Trois modes de diffusion des connaissances

Le projet prévoit trois modalités d’implication et de restitution des résultats en direction des agriculteurs :

  • l’organisation de journées techniques mêlant apports scientifiques et retours d’expérience d’agriculteurs, portant sur les huit thématiques évoquées ci-dessus ;
  • la mise en place d’ateliers pratiques de re-conception d’itinéraires techniques, de systèmes de production, de paysages, et de méthodes de gestion des mélanges d’espèces et de variétés, permettant aux agriculteurs intéressés de mieux comprendre et de mieux se représenter les concepts évoqués lors de la première étape, d’identifier des leviers, des contraintes et des freins potentiels ;
  • une étape de capitalisation des connaissances sous forme de synthèses écrites et vidéo sur diverses plateformes ou à travers les réseaux des partenaires du projet, et plus largement en direction du grand public. A ce titre, l’Agence régionale de la biodiversité d’Ile-de-France produit un film et un guide destinés à mieux comprendre les relations entre pratiques agricoles et biodiversité.

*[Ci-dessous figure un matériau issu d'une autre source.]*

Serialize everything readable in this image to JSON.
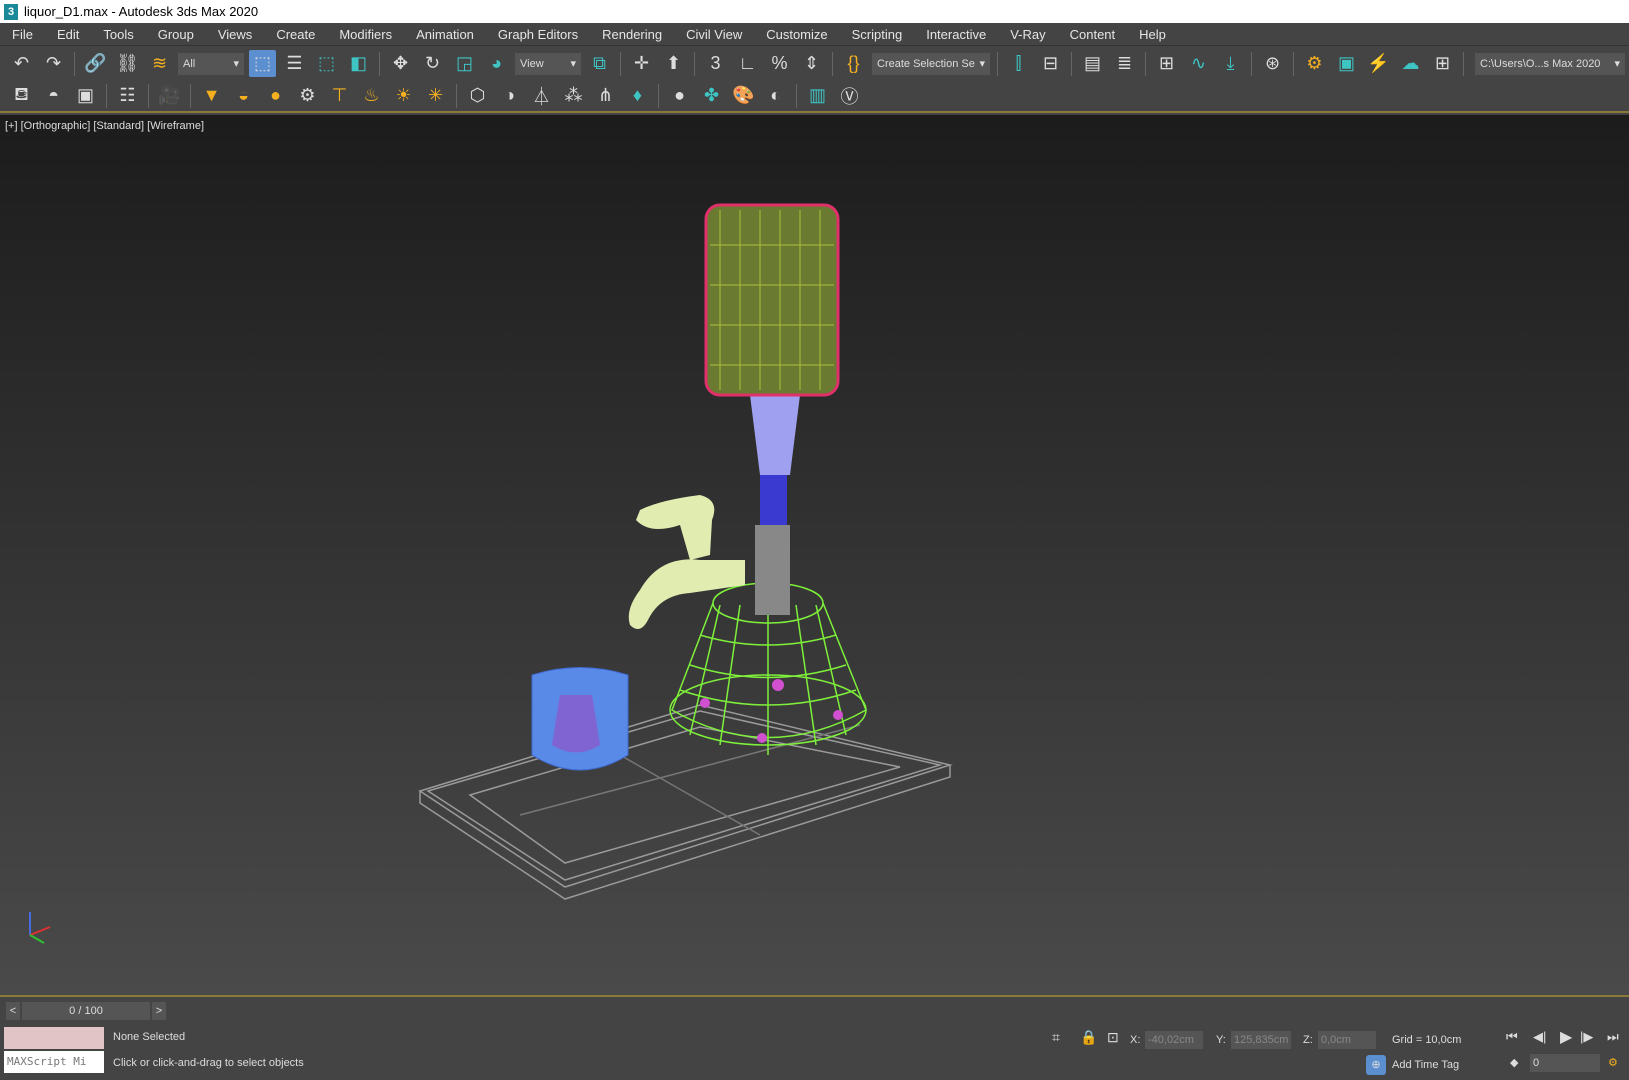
{
  "window": {
    "title": "liquor_D1.max - Autodesk 3ds Max 2020",
    "logo": "3"
  },
  "menu": [
    "File",
    "Edit",
    "Tools",
    "Group",
    "Views",
    "Create",
    "Modifiers",
    "Animation",
    "Graph Editors",
    "Rendering",
    "Civil View",
    "Customize",
    "Scripting",
    "Interactive",
    "V-Ray",
    "Content",
    "Help"
  ],
  "toolbar": {
    "filter": "All",
    "ref_coord": "View",
    "selection_set": "Create Selection Se",
    "project_path": "C:\\Users\\O...s Max 2020"
  },
  "viewport": {
    "label": "[+] [Orthographic] [Standard] [Wireframe]"
  },
  "timeline": {
    "frame": "0 / 100",
    "prev": "<",
    "next": ">"
  },
  "status": {
    "selection": "None Selected",
    "prompt": "Click or click-and-drag to select objects",
    "maxscript": "MAXScript Mi",
    "x_label": "X:",
    "x": "-40,02cm",
    "y_label": "Y:",
    "y": "125,835cm",
    "z_label": "Z:",
    "z": "0,0cm",
    "grid": "Grid = 10,0cm",
    "add_time_tag": "Add Time Tag",
    "current_frame": "0"
  }
}
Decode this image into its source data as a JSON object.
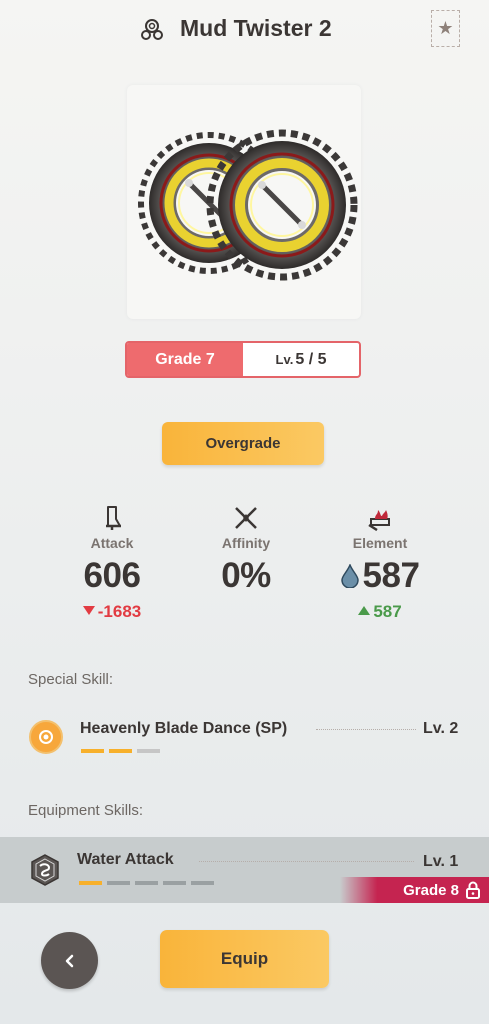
{
  "header": {
    "title": "Mud Twister 2",
    "title_icon": "weapon-type-icon",
    "favorite_icon": "star-icon"
  },
  "grade": {
    "grade_label": "Grade 7",
    "level_prefix": "Lv.",
    "level_value": "5 / 5"
  },
  "overgrade_label": "Overgrade",
  "stats": [
    {
      "icon": "sword-icon",
      "label": "Attack",
      "value": "606",
      "delta": "-1683",
      "direction": "down"
    },
    {
      "icon": "crossed-blades-icon",
      "label": "Affinity",
      "value": "0%",
      "delta": "",
      "direction": ""
    },
    {
      "icon": "flaming-blade-icon",
      "label": "Element",
      "value": "587",
      "delta": "587",
      "direction": "up",
      "element_icon": "water-drop-icon"
    }
  ],
  "special_skill": {
    "section_label": "Special Skill:",
    "name": "Heavenly Blade Dance (SP)",
    "level": "Lv. 2",
    "pips_filled": 2,
    "pips_total": 3
  },
  "equipment_skills": {
    "section_label": "Equipment Skills:",
    "items": [
      {
        "name": "Water Attack",
        "level": "Lv. 1",
        "pips_filled": 1,
        "pips_total": 5,
        "lock_label": "Grade 8",
        "icon": "water-attack-skill-icon"
      }
    ]
  },
  "buttons": {
    "back_icon": "chevron-left-icon",
    "equip_label": "Equip"
  },
  "colors": {
    "accent_orange": "#f9b43a",
    "grade_red": "#ee6b6e",
    "delta_down": "#e23b42",
    "delta_up": "#4a9a4a",
    "lock_badge": "#c52450"
  }
}
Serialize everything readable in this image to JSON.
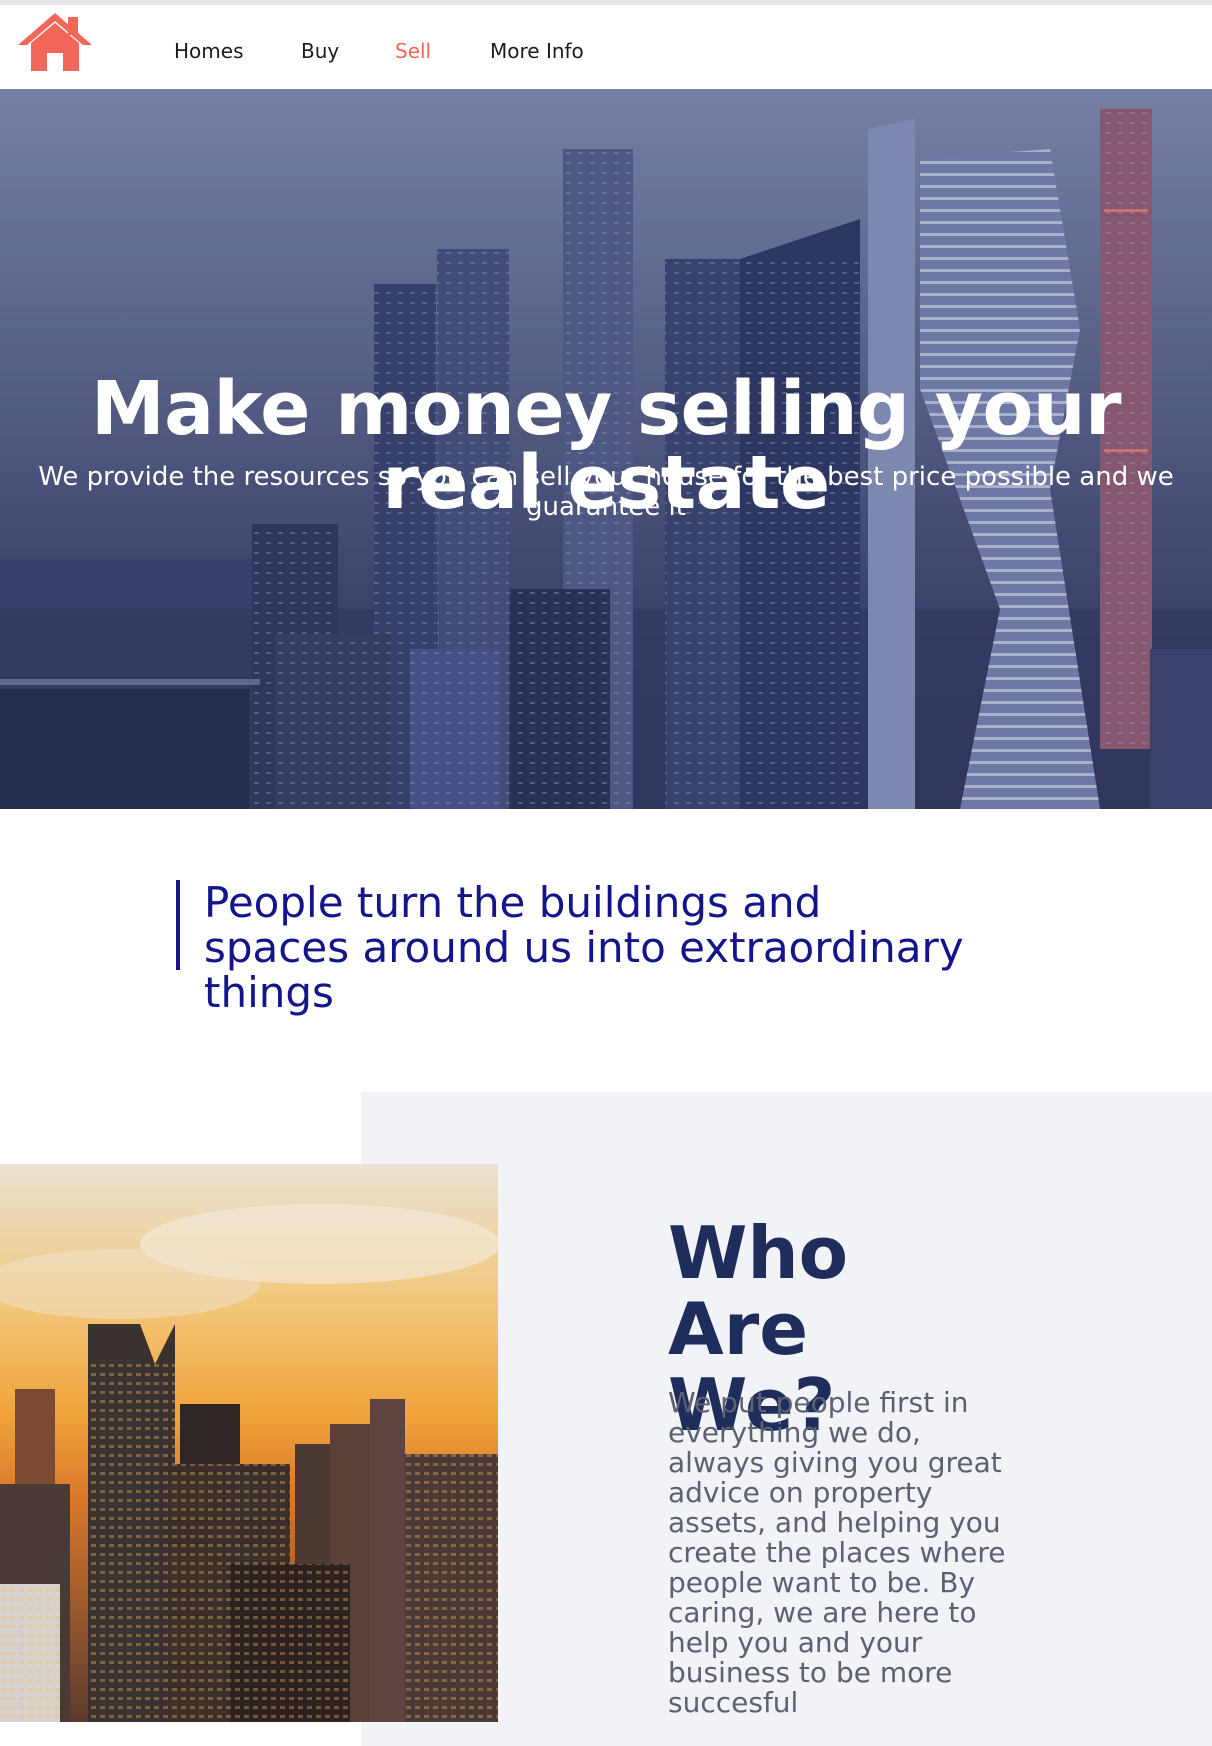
{
  "nav": {
    "logo_icon": "house-icon",
    "links": [
      {
        "label": "Homes",
        "active": false
      },
      {
        "label": "Buy",
        "active": false
      },
      {
        "label": "Sell",
        "active": true
      },
      {
        "label": "More Info",
        "active": false
      }
    ]
  },
  "hero": {
    "title": "Make money selling your real estate",
    "subtitle": "We provide the resources so you can sell your house for the best price possible and we guarantee it"
  },
  "quote": {
    "text": "People turn the buildings and spaces around us into extraordinary things"
  },
  "about": {
    "title": "Who Are We?",
    "text": "We put people first in everything we do, always giving you great advice on property assets, and helping you create the places where people want to be. By caring, we are here to help you and your business to be more succesful"
  },
  "colors": {
    "accent": "#f2675a",
    "quote": "#14158a",
    "heading": "#1f2d5c",
    "body_text": "#5e6170",
    "section_bg": "#f2f3f6"
  }
}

L’une des particularités du projet MOBIDIF est de rassembler des acteurs variés, intervenant dans le domaine de l’agriculture, bien sûr (Agrof’île, le GAB-idf, l’association Terre de liens, le réseau CIVAM Campagnes vivantes), mais également dans plusieurs disciplines du domaine scientifique (sciences écologiques, sciences humaines et sociales, sciences éco-agronomiques : CESCO, LADYSS, INRAE) avec pour objectif de co-construire des pratiques agricoles favorables à la biodiversité et d’en mesurer les impacts de manière scientifique. L’intégration dans le projet de deux parcs naturels régionaux franciliens (le PNR du Gâtinais français et celui de la Haute Vallée de Chevreuse), territoires en lien direct avec des agriculteurs, investis dans la préservation du patrimoine naturel et propices à l’expérimentation, garantit un meilleure ancrage avec le terrain ainsi qu’une facilitation pour le recrutement d’agriculteurs intéressés dans le programme.